Justify,by giving reactions,that among halogens,fluorine is the best oxidant and among hydrohalic compounds,hydroiodic acid is the best reductant.

(N/A) $F_{2}$ can oxidize $Cl^{-}$ to $Cl_{2}$,$Br^{-}$ to $Br_{2}$,and $I^{-}$ to $I_{2}$ as:
$F_{2(aq)} + 2Cl^{-}_{(aq)} \longrightarrow 2F^{-}_{(aq)} + Cl_{2(g)}$
$F_{2(aq)} + 2Br^{-}_{(aq)} \longrightarrow 2F^{-}_{(aq)} + Br_{2(l)}$
$F_{2(aq)} + 2I^{-}_{(aq)} \longrightarrow 2F^{-}_{(aq)} + I_{2(s)}$
On the other hand,$Cl_{2}$,$Br_{2}$,and $I_{2}$ cannot oxidize $F^{-}$ to $F_{2}$. The oxidizing power of halogens increases in the order: $I_{2} < Br_{2} < Cl_{2} < F_{2}$. Hence,fluorine is the best oxidant among halogens.

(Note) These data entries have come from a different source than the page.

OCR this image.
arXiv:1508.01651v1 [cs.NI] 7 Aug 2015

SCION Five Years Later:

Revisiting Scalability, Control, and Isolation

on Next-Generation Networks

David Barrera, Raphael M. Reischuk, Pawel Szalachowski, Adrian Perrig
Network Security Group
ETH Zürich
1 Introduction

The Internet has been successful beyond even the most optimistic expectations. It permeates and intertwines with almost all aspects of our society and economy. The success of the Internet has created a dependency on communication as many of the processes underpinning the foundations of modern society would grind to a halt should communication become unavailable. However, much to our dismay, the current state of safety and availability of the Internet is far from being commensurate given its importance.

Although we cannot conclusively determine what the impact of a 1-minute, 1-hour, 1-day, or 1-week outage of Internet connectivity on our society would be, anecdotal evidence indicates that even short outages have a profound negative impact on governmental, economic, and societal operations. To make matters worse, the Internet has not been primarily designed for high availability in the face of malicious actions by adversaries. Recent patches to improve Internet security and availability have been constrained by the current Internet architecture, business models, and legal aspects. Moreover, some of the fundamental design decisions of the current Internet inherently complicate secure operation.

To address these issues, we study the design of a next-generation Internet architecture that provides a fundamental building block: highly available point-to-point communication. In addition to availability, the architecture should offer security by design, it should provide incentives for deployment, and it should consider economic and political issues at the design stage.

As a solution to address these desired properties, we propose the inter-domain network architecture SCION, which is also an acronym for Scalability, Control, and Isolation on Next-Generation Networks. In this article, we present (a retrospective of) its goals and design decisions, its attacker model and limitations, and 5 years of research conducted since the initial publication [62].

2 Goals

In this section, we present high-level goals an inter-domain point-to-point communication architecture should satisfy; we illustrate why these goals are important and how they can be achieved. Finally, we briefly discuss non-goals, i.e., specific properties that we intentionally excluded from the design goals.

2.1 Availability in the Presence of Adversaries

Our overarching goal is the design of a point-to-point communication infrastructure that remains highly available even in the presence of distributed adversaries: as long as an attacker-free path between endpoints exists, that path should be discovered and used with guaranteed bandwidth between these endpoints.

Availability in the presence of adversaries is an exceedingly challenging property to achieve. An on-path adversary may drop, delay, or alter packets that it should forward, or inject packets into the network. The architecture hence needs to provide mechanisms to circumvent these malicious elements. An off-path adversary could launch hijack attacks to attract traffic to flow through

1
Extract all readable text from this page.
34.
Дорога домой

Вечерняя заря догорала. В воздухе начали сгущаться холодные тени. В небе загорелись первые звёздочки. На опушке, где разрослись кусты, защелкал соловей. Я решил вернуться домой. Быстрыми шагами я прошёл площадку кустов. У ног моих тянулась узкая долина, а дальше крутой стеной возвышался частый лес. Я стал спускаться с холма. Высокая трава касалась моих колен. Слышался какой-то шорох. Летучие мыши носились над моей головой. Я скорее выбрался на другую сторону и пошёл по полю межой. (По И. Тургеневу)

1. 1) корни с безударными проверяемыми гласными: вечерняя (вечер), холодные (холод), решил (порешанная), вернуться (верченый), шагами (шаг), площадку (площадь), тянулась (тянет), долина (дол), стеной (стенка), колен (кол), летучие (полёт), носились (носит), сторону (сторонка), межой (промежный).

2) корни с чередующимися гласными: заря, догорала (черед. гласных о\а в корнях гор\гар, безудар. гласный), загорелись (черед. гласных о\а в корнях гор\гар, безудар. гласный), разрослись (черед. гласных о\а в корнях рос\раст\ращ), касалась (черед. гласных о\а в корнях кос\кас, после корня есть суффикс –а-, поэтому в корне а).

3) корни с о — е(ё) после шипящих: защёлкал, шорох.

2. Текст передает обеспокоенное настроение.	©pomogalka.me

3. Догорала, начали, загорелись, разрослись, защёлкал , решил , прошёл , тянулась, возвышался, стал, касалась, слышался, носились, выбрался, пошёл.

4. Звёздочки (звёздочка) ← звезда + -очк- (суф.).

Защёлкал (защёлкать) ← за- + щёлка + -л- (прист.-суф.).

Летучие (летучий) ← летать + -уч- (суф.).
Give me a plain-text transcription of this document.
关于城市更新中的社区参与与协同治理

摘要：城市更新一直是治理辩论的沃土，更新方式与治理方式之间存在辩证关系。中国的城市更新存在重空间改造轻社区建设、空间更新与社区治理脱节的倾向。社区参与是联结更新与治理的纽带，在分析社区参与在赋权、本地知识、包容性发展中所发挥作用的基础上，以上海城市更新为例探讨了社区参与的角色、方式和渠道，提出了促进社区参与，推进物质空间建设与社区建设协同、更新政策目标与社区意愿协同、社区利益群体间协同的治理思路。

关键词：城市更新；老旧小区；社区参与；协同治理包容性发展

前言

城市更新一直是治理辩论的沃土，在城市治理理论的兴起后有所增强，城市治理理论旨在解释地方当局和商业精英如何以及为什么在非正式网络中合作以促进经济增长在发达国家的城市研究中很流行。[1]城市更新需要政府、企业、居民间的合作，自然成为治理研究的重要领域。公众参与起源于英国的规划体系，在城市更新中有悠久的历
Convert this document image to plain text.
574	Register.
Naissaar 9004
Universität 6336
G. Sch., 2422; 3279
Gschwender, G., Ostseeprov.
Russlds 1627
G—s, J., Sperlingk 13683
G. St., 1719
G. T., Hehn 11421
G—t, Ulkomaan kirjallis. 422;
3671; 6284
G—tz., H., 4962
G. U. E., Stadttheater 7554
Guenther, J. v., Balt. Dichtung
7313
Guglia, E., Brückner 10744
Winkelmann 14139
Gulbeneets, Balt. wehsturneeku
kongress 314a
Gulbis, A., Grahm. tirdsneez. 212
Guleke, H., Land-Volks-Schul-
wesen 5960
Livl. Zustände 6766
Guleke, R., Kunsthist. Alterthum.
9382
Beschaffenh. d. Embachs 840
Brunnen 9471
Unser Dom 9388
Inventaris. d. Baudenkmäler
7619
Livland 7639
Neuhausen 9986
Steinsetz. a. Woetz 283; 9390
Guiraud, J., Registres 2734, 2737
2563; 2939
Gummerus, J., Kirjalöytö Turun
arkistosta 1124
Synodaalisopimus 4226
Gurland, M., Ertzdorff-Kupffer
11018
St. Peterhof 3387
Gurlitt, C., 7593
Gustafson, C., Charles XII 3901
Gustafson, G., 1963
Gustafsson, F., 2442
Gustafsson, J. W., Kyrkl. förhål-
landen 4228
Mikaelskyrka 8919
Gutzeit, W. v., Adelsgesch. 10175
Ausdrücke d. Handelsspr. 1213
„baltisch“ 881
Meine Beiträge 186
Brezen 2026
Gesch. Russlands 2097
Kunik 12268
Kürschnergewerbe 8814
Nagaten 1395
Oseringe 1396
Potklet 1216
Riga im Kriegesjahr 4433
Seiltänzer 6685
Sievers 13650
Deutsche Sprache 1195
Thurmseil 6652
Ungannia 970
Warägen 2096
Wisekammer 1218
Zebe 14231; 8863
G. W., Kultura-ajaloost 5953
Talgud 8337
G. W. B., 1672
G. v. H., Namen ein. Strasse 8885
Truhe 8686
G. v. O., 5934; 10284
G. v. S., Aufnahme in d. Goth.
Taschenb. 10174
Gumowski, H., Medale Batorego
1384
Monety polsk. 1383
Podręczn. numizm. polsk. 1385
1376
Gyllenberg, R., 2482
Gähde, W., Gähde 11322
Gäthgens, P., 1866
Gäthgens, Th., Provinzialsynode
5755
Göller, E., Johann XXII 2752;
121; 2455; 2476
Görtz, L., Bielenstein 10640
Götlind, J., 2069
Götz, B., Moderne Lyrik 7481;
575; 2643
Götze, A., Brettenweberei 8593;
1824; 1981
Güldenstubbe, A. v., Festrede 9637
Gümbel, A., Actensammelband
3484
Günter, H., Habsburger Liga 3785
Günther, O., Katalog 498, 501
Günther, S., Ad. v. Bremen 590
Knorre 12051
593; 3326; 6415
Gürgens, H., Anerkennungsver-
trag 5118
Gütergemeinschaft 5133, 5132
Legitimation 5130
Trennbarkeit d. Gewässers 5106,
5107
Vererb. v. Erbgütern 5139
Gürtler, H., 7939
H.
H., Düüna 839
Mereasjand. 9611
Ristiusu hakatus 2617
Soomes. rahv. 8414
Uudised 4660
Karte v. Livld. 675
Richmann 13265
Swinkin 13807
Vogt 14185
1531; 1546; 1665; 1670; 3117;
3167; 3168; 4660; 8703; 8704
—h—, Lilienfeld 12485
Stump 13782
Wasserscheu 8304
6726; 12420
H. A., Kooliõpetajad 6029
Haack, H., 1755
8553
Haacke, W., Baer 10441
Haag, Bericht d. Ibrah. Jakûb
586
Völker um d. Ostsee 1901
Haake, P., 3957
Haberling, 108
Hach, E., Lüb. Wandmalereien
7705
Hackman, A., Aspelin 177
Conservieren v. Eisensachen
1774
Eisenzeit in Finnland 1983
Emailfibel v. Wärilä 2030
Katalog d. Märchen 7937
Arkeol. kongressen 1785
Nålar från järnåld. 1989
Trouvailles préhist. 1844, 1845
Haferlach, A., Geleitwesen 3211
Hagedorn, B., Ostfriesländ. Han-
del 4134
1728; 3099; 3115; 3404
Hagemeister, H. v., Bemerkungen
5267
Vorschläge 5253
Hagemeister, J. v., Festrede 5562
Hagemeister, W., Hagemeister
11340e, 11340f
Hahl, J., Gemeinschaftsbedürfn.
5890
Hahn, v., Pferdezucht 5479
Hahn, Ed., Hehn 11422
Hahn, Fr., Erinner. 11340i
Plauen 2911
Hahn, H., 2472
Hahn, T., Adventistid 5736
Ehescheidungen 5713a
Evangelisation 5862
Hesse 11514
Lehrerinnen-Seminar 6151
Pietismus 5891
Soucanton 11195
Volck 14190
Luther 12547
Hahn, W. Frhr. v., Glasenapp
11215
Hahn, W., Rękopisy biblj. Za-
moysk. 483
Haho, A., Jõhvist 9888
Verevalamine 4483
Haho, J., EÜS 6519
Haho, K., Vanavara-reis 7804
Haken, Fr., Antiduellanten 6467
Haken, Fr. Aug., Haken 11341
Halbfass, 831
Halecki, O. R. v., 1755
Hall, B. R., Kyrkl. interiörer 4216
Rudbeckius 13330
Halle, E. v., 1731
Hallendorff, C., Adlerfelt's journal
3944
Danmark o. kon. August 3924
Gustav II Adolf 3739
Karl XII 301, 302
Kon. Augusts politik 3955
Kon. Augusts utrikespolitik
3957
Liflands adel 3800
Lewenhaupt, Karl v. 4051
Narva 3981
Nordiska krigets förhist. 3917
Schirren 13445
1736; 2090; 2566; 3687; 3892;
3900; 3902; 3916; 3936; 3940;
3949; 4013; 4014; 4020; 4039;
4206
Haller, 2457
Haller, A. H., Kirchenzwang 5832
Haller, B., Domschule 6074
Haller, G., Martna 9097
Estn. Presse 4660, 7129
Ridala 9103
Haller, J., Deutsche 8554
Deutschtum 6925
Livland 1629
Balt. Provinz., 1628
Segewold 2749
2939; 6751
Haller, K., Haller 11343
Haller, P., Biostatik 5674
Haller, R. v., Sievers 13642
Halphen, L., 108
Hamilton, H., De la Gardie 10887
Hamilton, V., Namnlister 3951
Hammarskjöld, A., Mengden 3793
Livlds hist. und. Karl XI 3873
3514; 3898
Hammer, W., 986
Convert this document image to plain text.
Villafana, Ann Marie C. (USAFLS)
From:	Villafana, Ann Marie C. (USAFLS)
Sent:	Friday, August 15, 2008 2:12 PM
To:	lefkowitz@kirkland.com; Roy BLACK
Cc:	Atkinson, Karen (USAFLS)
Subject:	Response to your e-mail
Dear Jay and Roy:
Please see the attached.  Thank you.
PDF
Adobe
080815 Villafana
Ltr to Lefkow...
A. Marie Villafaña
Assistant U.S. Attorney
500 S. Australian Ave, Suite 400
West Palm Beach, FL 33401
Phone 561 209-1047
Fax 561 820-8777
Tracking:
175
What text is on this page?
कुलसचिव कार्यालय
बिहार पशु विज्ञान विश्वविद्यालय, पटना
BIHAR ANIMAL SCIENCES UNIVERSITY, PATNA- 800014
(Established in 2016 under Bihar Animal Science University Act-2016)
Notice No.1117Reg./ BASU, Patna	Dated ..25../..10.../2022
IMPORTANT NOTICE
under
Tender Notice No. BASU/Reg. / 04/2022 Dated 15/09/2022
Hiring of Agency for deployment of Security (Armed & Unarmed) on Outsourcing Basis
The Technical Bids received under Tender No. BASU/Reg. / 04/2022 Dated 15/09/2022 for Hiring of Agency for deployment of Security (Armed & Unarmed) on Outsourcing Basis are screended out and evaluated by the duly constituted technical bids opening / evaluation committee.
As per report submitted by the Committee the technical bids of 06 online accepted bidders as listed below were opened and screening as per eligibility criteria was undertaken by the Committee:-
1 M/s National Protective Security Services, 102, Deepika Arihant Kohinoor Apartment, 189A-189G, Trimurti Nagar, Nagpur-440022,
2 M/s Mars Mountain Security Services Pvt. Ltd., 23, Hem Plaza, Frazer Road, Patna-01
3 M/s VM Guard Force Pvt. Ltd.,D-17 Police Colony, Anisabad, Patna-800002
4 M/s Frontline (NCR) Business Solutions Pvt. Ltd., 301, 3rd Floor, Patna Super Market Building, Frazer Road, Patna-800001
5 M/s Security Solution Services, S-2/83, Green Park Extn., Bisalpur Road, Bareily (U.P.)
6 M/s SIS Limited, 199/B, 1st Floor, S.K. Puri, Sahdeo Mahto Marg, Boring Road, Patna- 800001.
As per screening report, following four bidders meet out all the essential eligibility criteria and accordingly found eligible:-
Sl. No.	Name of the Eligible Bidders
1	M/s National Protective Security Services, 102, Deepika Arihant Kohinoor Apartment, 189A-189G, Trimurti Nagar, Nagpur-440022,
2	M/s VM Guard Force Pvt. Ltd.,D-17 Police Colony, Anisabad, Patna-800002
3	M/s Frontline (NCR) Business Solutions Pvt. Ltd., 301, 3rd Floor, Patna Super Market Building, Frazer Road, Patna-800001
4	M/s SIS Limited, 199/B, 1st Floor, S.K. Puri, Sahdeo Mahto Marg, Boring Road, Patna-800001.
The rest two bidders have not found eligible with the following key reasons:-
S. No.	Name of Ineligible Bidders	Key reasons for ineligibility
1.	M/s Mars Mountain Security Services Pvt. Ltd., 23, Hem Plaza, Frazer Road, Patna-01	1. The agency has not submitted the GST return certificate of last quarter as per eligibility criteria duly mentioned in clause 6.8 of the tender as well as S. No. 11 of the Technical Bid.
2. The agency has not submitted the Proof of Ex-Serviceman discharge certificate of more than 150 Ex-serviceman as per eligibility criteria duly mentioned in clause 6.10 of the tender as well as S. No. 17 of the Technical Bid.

$HI$ and $HBr$ can reduce $H_{2}SO_{4}$ to $SO_{2}$,but $HCl$ and $HF$ cannot. Therefore,$HI$ and $HBr$ are stronger reductants than $HCl$ and $HF$.
$2HI + H_{2}SO_{4} \longrightarrow I_{2} + SO_{2} + 2H_{2}O$
$2HBr + H_{2}SO_{4} \longrightarrow Br_{2} + SO_{2} + 2H_{2}O$
Again,$I^{-}$ can reduce $Cu^{2+}$ to $Cu^{+}$,but $Br^{-}$ cannot.
$4I^{-}_{(aq)} + 2Cu^{2+}_{(aq)} \longrightarrow Cu_{2}I_{2(s)} + I_{2(aq)}$
Hence,hydroiodic acid $(HI)$ is the best reductant among hydrohalic compounds. Thus,the reducing power of hydrohalic acids increases in the order: $HF < HCl < HBr < HI$.